Doyal Development Co. v. Blair

135 Ga. App. 337 (1975) 217 S.E.2d 501

DOYAL DEVELOPMENT COMPANY, INC.
v.
BLAIR.

49799.

Court of Appeals of Georgia.

Argued October 3, 1974. Decided July 3, 1975.

D. W. Rolader, for appellant.

Robert L. McHaney, Jr., for appellee.

PER CURIAM.

The decision of this court in Doyal Development Co. v. Blair, 133 Ga. App. 613 (211 SE2d 642) having been reversed by the Supreme Court (234 Ga. 261 (215 SE2d 471)), the judgment therein is vacated and the case is remanded to the trial court with direction that his previous judgment be vacated and that he enter a new judgment setting forth separately his findings of fact and conclusions of law.

Appeal remanded with direction. Bell, C. J., Pannell, P. J., Deen, P. J., Quillian, Clark, Stolz and Marshall, JJ., concur. Evans and Webb, JJ., concur specially.

*338 EVANS, Judge., concurring specially.

Occasionally the Supreme Court renders an outstanding decision that deserves paeans of praise and accolades garnished with plaudits!

Such is this one, which reverses the Court of Appeals, which had voted against my position 8 to 1.

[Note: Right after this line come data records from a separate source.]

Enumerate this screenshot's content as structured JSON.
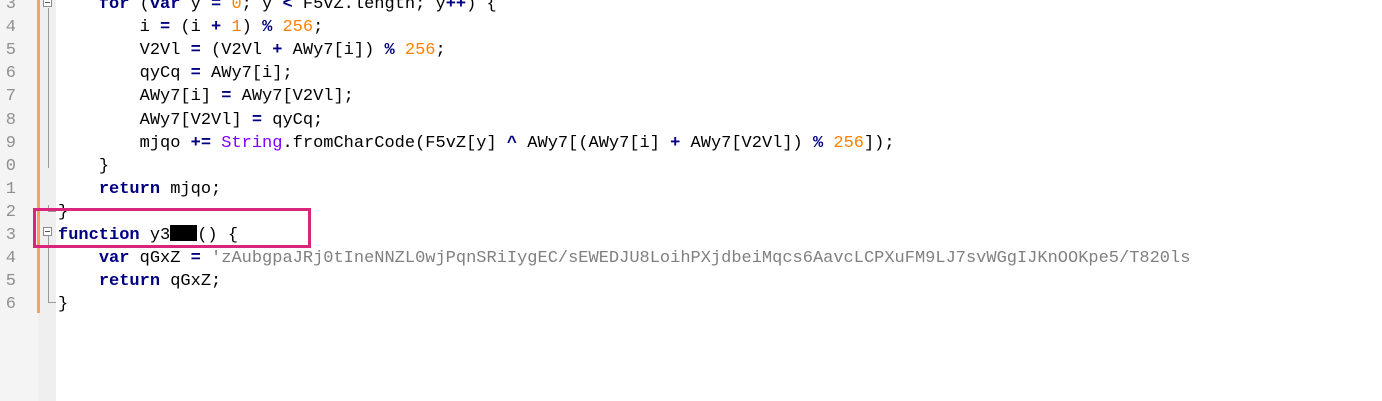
{
  "editor": {
    "lines": [
      {
        "num": "3",
        "indent": "    ",
        "tokens": [
          {
            "t": "for",
            "c": "kw"
          },
          {
            "t": " ("
          },
          {
            "t": "var",
            "c": "kw"
          },
          {
            "t": " y "
          },
          {
            "t": "=",
            "c": "op"
          },
          {
            "t": " "
          },
          {
            "t": "0",
            "c": "num"
          },
          {
            "t": "; y "
          },
          {
            "t": "<",
            "c": "op"
          },
          {
            "t": " F5vZ.length; y"
          },
          {
            "t": "++",
            "c": "op"
          },
          {
            "t": ") {"
          }
        ]
      },
      {
        "num": "4",
        "indent": "        ",
        "tokens": [
          {
            "t": "i "
          },
          {
            "t": "=",
            "c": "op"
          },
          {
            "t": " (i "
          },
          {
            "t": "+",
            "c": "op"
          },
          {
            "t": " "
          },
          {
            "t": "1",
            "c": "num"
          },
          {
            "t": ") "
          },
          {
            "t": "%",
            "c": "op"
          },
          {
            "t": " "
          },
          {
            "t": "256",
            "c": "num"
          },
          {
            "t": ";"
          }
        ]
      },
      {
        "num": "5",
        "indent": "        ",
        "tokens": [
          {
            "t": "V2Vl "
          },
          {
            "t": "=",
            "c": "op"
          },
          {
            "t": " (V2Vl "
          },
          {
            "t": "+",
            "c": "op"
          },
          {
            "t": " AWy7[i]) "
          },
          {
            "t": "%",
            "c": "op"
          },
          {
            "t": " "
          },
          {
            "t": "256",
            "c": "num"
          },
          {
            "t": ";"
          }
        ]
      },
      {
        "num": "6",
        "indent": "        ",
        "tokens": [
          {
            "t": "qyCq "
          },
          {
            "t": "=",
            "c": "op"
          },
          {
            "t": " AWy7[i];"
          }
        ]
      },
      {
        "num": "7",
        "indent": "        ",
        "tokens": [
          {
            "t": "AWy7[i] "
          },
          {
            "t": "=",
            "c": "op"
          },
          {
            "t": " AWy7[V2Vl];"
          }
        ]
      },
      {
        "num": "8",
        "indent": "        ",
        "tokens": [
          {
            "t": "AWy7[V2Vl] "
          },
          {
            "t": "=",
            "c": "op"
          },
          {
            "t": " qyCq;"
          }
        ]
      },
      {
        "num": "9",
        "indent": "        ",
        "tokens": [
          {
            "t": "mjqo "
          },
          {
            "t": "+=",
            "c": "op"
          },
          {
            "t": " "
          },
          {
            "t": "String",
            "c": "cls"
          },
          {
            "t": ".fromCharCode(F5vZ[y] "
          },
          {
            "t": "^",
            "c": "op"
          },
          {
            "t": " AWy7[(AWy7[i] "
          },
          {
            "t": "+",
            "c": "op"
          },
          {
            "t": " AWy7[V2Vl]) "
          },
          {
            "t": "%",
            "c": "op"
          },
          {
            "t": " "
          },
          {
            "t": "256",
            "c": "num"
          },
          {
            "t": "]);"
          }
        ]
      },
      {
        "num": "0",
        "indent": "    ",
        "tokens": [
          {
            "t": "}"
          }
        ]
      },
      {
        "num": "1",
        "indent": "    ",
        "tokens": [
          {
            "t": "return",
            "c": "kw"
          },
          {
            "t": " mjqo;"
          }
        ]
      },
      {
        "num": "2",
        "indent": "",
        "tokens": [
          {
            "t": "}"
          }
        ]
      },
      {
        "num": "3",
        "indent": "",
        "tokens": [
          {
            "t": "function",
            "c": "kw"
          },
          {
            "t": " y3"
          },
          {
            "t": "",
            "c": "redact"
          },
          {
            "t": "() {"
          }
        ]
      },
      {
        "num": "4",
        "indent": "    ",
        "tokens": [
          {
            "t": "var",
            "c": "kw"
          },
          {
            "t": " qGxZ "
          },
          {
            "t": "=",
            "c": "op"
          },
          {
            "t": " "
          },
          {
            "t": "'zAubgpaJRj0tIneNNZL0wjPqnSRiIygEC/sEWEDJU8LoihPXjdbeiMqcs6AavcLCPXuFM9LJ7svWGgIJKnOOKpe5/T820ls",
            "c": "str"
          }
        ]
      },
      {
        "num": "5",
        "indent": "    ",
        "tokens": [
          {
            "t": "return",
            "c": "kw"
          },
          {
            "t": " qGxZ;"
          }
        ]
      },
      {
        "num": "6",
        "indent": "",
        "tokens": [
          {
            "t": "}"
          }
        ]
      }
    ]
  },
  "colors": {
    "keyword": "#000080",
    "number": "#ff8000",
    "string": "#808080",
    "class": "#8000ff",
    "highlight_box": "#d9257a",
    "change_bar": "#f5a25d"
  }
}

My arguments to my learned colleagues fell on deaf ears. My distinguished and able associates, while sometimes right, in this case acted more like Gray's heroes whom he sought to excuse with: "But Knowledge to their eyes her ample page,... did ne'er unroll." I tried the soft approach of argument to no avail; The Supreme Court uses the mailed fist approach of mandate!

And so ends another case and as our Oriental friends so often say: "Ah, so."!

WEBB, Judge, concurring specially.

The Supreme Court in reversing the judgment of this court in Doyal Development Co. v. Blair, 133 Ga. App. 613 (211 SE2d 642) holds that "findings of fact and conclusions of law required by Code Ann. § 81A-152 (a) are mandatory." The writer of the opinion on the decision so reversed approached the case with an attitude perhaps more practical than technical, or more realistic than judicial, i.e., the detailed findings of fact by the trial court and his conclusions of law, though not formally separated, were quite sufficient for purposes of review, and no useful purpose would be served by remanding the case to cure formal defects which would not likely affect the result. Be that as it may, however, our Supreme Court has spoken differently, and to paraphrase B. Alderson in Mearing v. Hellings, 14 M & W 711, 712 (153 Eng. Rep. 661, 662), "I accede to the authority of the Supreme Court, though I think its decision questionable. It does not convince me; it overcomes me."